Зато теннис я полюбил почти сразу. Ведь с помощью деревянной ракетки можно было добиваться серьезных успехов в домашних противостояниях с Андреем по хоккею с мячом! Мою первую детскую деревянную ракетку модели «Пионер» мы купили неподалеку от дома, в магазине «Спорт». Тогда так назывались практически все спортивные магазины в СССР. К своему «Пионеру» я относился с уважением, и когда случайно однажды уронил его в автобусе на грязную резиновую дорожку, жутко испугался. Надо сказать, что хороший спортивный инвентарь в то время был редкостью. Адидасовские кроссовки, конечно, на улицах встречались часто, но по-настоящему качественных товаров для тенниса не хватало. Поэтому весьма кстати пришлась туристическая путевка в ГДР, куда родители ездили в 1986 году. Впервые побывав за границей, они привезли нам всякой теннисной всячины на несколько лет вперед.

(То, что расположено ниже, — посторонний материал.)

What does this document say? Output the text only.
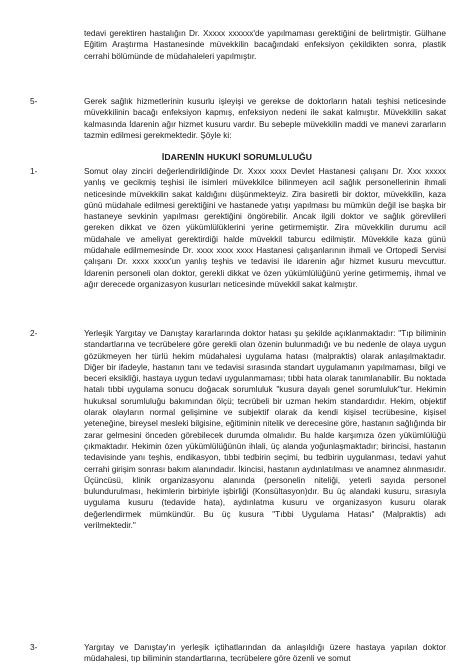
tedavi gerektiren hastalığın Dr. Xxxxx xxxxxx'de yapılmaması gerektiğini de belirtmiştir. Gülhane Eğitim Araştırma Hastanesinde müvekkilin bacağındaki enfeksiyon çekildikten sonra, plastik cerrahi bölümünde de müdahaleleri yapılmıştır.
5-	Gerek sağlık hizmetlerinin kusurlu işleyişi ve gerekse de doktorların hatalı teşhisi neticesinde müvekkilinin bacağı enfeksiyon kapmış, enfeksiyon nedeni ile sakat kalmıştır. Müvekkilin sakat kalmasında İdarenin ağır hizmet kusuru vardır. Bu sebeple müvekkilin maddi ve manevi zararların tazmin edilmesi gerekmektedir. Şöyle ki:
İDARENİN HUKUKİ SORUMLULUĞU
1-	Somut olay zinciri değerlendirildiğinde Dr. Xxxx xxxx Devlet Hastanesi çalışanı Dr. Xxx xxxxx yanlış ve gecikmiş teşhisi ile isimleri müvekkilce bilinmeyen acil sağlık personellerinin ihmali neticesinde müvekkilin sakat kaldığını düşünmekteyiz. Zira basiretli bir doktor, müvekkilin, kaza günü müdahale edilmesi gerektiğini ve hastanede yatışı yapılması bu mümkün değil ise başka bir hastaneye sevkinin yapılması gerektiğini öngörebilir. Ancak ilgili doktor ve sağlık görevlileri gereken dikkat ve özen yükümlülüklerini yerine getirmemiştir. Zira müvekkilin durumu acil müdahale ve ameliyat gerektirdiği halde müvekkil taburcu edilmiştir. Müvekkile kaza günü müdahale edilmemesinde Dr. xxxx xxxx xxxx Hastanesi çalışanlarının ihmali ve Ortopedi Servisi çalışanı Dr. xxxx xxxx'un yanlış teşhis ve tedavisi ile idarenin ağır hizmet kusuru mevcuttur. İdarenin personeli olan doktor, gerekli dikkat ve özen yükümlülüğünü yerine getirmemiş, ihmal ve ağır derecede organizasyon kusurları neticesinde müvekkil sakat kalmıştır.
2-	Yerleşik Yargıtay ve Danıştay kararlarında doktor hatası şu şekilde açıklanmaktadır: "Tıp biliminin standartlarına ve tecrübelere göre gerekli olan özenin bulunmadığı ve bu nedenle de olaya uygun gözükmeyen her türlü hekim müdahalesi uygulama hatası (malpraktis) olarak anlaşılmaktadır. Diğer bir ifadeyle, hastanın tanı ve tedavisi sırasında standart uygulamanın yapılmaması, bilgi ve beceri eksikliği, hastaya uygun tedavi uygulanmaması; tıbbi hata olarak tanımlanabilir. Bu noktada hatalı tıbbi uygulama sonucu doğacak sorumluluk "kusura dayalı genel sorumluluk"tur. Hekimin hukuksal sorumluluğu bakımından ölçü; tecrübeli bir uzman hekim standardıdır. Hekim, objektif olarak olayların normal gelişimine ve subjektif olarak da kendi kişisel tecrübesine, kişisel yeteneğine, bireysel mesleki bilgisine, eğitiminin nitelik ve derecesine göre, hastanın sağlığında bir zarar gelmesini önceden görebilecek durumda olmalıdır. Bu halde karşımıza özen yükümlülüğü çıkmaktadır. Hekimin özen yükümlülüğünün ihlali, üç alanda yoğunlaşmaktadır; birincisi, hastanın tedavisinde yanı teşhis, endikasyon, tıbbi tedbirin seçimi, bu tedbirin uygulanması, tedavi yahut cerrahi girişim sonrası bakım alanındadır. İkincisi, hastanın aydınlatılması ve anamnez alınmasıdır. Üçüncüsü, klinik organizasyonu alanında (personelin niteliği, yeterli sayıda personel bulundurulması, hekimlerin birbiriyle işbirliği (Konsültasyon)dır. Bu üç alandaki kusuru, sırasıyla uygulama kusuru (tedavide hata), aydınlatma kusuru ve organizasyon kusuru olarak değerlendirmek mümkündür. Bu üç kusura "Tıbbi Uygulama Hatası" (Malpraktis) adı verilmektedir."
3-	Yargıtay ve Danıştay'ın yerleşik içtihatlarından da anlaşıldığı üzere hastaya yapılan doktor müdahalesi, tıp biliminin standartlarına, tecrübelere göre özenli ve somut
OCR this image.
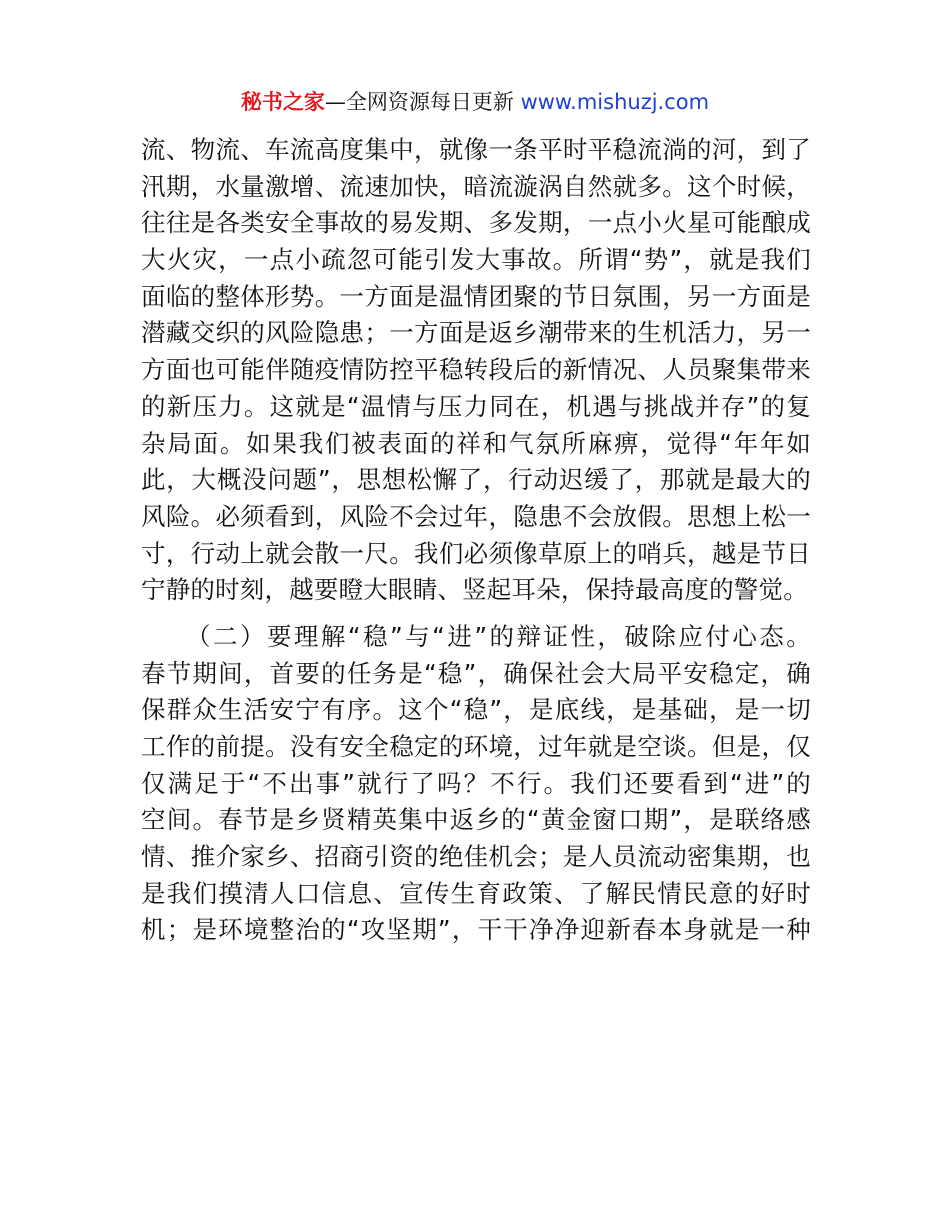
秘书之家—全网资源每日更新 www.mishuzj.com
流、物流、车流高度集中，就像一条平时平稳流淌的河，到了
汛期，水量激增、流速加快，暗流漩涡自然就多。这个时候，
往往是各类安全事故的易发期、多发期，一点小火星可能酿成
大火灾，一点小疏忽可能引发大事故。所谓“势”，就是我们
面临的整体形势。一方面是温情团聚的节日氛围，另一方面是
潜藏交织的风险隐患；一方面是返乡潮带来的生机活力，另一
方面也可能伴随疫情防控平稳转段后的新情况、人员聚集带来
的新压力。这就是“温情与压力同在，机遇与挑战并存”的复
杂局面。如果我们被表面的祥和气氛所麻痹，觉得“年年如
此，大概没问题”，思想松懈了，行动迟缓了，那就是最大的
风险。必须看到，风险不会过年，隐患不会放假。思想上松一
寸，行动上就会散一尺。我们必须像草原上的哨兵，越是节日
宁静的时刻，越要瞪大眼睛、竖起耳朵，保持最高度的警觉。
（二）要理解“稳”与“进”的辩证性，破除应付心态。
春节期间，首要的任务是“稳”，确保社会大局平安稳定，确
保群众生活安宁有序。这个“稳”，是底线，是基础，是一切
工作的前提。没有安全稳定的环境，过年就是空谈。但是，仅
仅满足于“不出事”就行了吗？不行。我们还要看到“进”的
空间。春节是乡贤精英集中返乡的“黄金窗口期”，是联络感
情、推介家乡、招商引资的绝佳机会；是人员流动密集期，也
是我们摸清人口信息、宣传生育政策、了解民情民意的好时
机；是环境整治的“攻坚期”，干干净净迎新春本身就是一种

Сами тренировки у Черкашиной я помню плохо. Это были обычные групповые занятия, во время которых нас обучали теннисным азам. Но, видимо, среди учеников Светланы Владимировны мы с Андреем чем-то выделялись. В противном случае, думаю, она не посоветовала бы родителям перевести нас в спартаковскую спортшколу «Ширяево поле», где 8 октября 1988 года в шесть лет я вместе с восьмилетним Андреем успешно прошел отбор.
Первый день занятий на Ширяевке четко сохранился в моей памяти. На одном из кортов проводили тренировочный матч Олег Борисов и будущий четвертьфиналист Кубка Кремля 1993 года Андрей Меринов — ученики Татьяны Федоровны Наумко. Я, конечно, не понимал, кто они такие, но смотрел на игру, затаив дыхание. Тот уровень казался мне недосягаемым.
На Ширяевке мы попали в группу к Анатолию Михайловичу Абашкину. Оказавшись в ней самым младшим, я почему-то все время забывал, как зовут нашего нового тренера, и постоянно шепотом переспрашивал его имя и отчество у Андрея. В Сокольники мы ездили с удовольствием, хотя на нас никто особенно и не давил. Отдавая сыновей в спортивную секцию, наши родители преследовали лишь одну цель — чтобы дети на занятиях заряжались хорошим настроением и росли здоровыми. Других мыслей не было, ведь фамилии первых советских теннисных профессионалов Андрея Чеснокова и Натальи Зверевой в газетах тогда еще встречались редко.
Поначалу наш тренировочный процесс строился без особых изысков. Никаких тебе двухразовых тренировок, никакого фанатизма насчет здорового питания. Еда была самая обычная — котлеты, сосиски, бутерброды. Однажды, уже в начале 1990-х, нам с Андреем в школе выдали по 12 банок американской тушенки. Мой ровесник, будущая первая ракетка мира американец Энди Роддик, в детстве наверняка питался иначе, но в Москве по тем временам это был неплохой улов, и кто-то из старших в шутку назвал нас «добытчиками».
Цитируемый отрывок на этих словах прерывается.